Hair is made up of around 80% alpha-keratin, a collection of multi-layered, flattened cells connected by rope like filaments that provide the structure and strength of the hair fibre. Alpha-keratin synthesis begins near the adhesion point of the base of the hair fibre to the cell membrane. Two polypeptide chains (made up of alanine, leucine, arginine and cysteine) twist together to form a structure called a coiled curl dimer, these coiled curl dimers are bonded together with disulphide bonds that can only occur between the cysteine residues.
Two coiled curl dimers align with each other, using disulphide bonds, forming a protofilament. Through further disulphide bonding, alignment of two protofilaments allow the formation of a protofibril. Four protofibrils then combine to form an intermediate filament unit, this is the basic alpha-keratin subunit.
The interfilamentous units are embedded in a matrix formed from coiled curl fibres that are dominant in either cysteine, glycine, tyrosine or phenylalanine. The different amino acid content matrixes account for the variability in strength of the alpha-keratin protein.

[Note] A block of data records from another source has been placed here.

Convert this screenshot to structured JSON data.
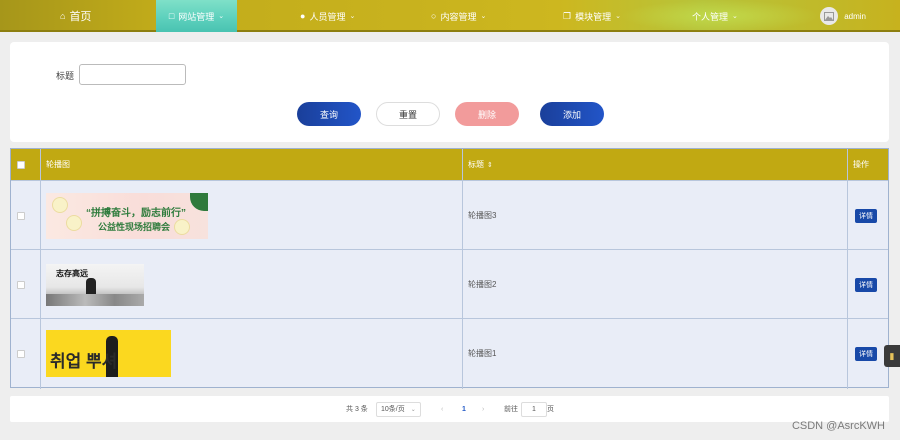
{
  "nav": {
    "home": "首页",
    "items": [
      {
        "label": "网站管理",
        "icon": "monitor-icon",
        "active": true
      },
      {
        "label": "人员管理",
        "icon": "user-icon"
      },
      {
        "label": "内容管理",
        "icon": "chat-icon"
      },
      {
        "label": "模块管理",
        "icon": "copy-icon"
      },
      {
        "label": "个人管理",
        "icon": ""
      }
    ],
    "user": "admin"
  },
  "search": {
    "title_label": "标题",
    "title_value": "",
    "buttons": {
      "query": "查询",
      "reset": "重置",
      "delete": "删除",
      "add": "添加"
    }
  },
  "table": {
    "headers": {
      "image": "轮播图",
      "title": "标题",
      "action": "操作"
    },
    "rows": [
      {
        "title": "轮播图3",
        "detail": "详情",
        "image_text_1": "“拼搏奋斗，励志前行”",
        "image_text_2": "公益性现场招聘会"
      },
      {
        "title": "轮播图2",
        "detail": "详情",
        "image_text_1": "志存高远"
      },
      {
        "title": "轮播图1",
        "detail": "详情",
        "image_text_1": "취업 뿌셔"
      }
    ]
  },
  "pagination": {
    "total": "共 3 条",
    "page_size": "10条/页",
    "current_page": "1",
    "goto_label": "前往",
    "goto_value": "1",
    "page_unit": "页"
  },
  "watermark": "CSDN @AsrcKWH",
  "colors": {
    "header": "#c1a912",
    "accent": "#1849a8",
    "danger": "#f29b9b",
    "active_nav": "#5ed1bd"
  }
}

Coiled curl fibres high in cysteine will provide the strongest base for an interfilamentous protein. Properly bound filaments build a thick and smooth hair fibre with high tensile strength resistant to breakage and damage. Units that are higher in cysteine will form strong, water-repellent fibres less vulnerable to the detrimental effects of shampoos, heated styling tools and chemical treatments.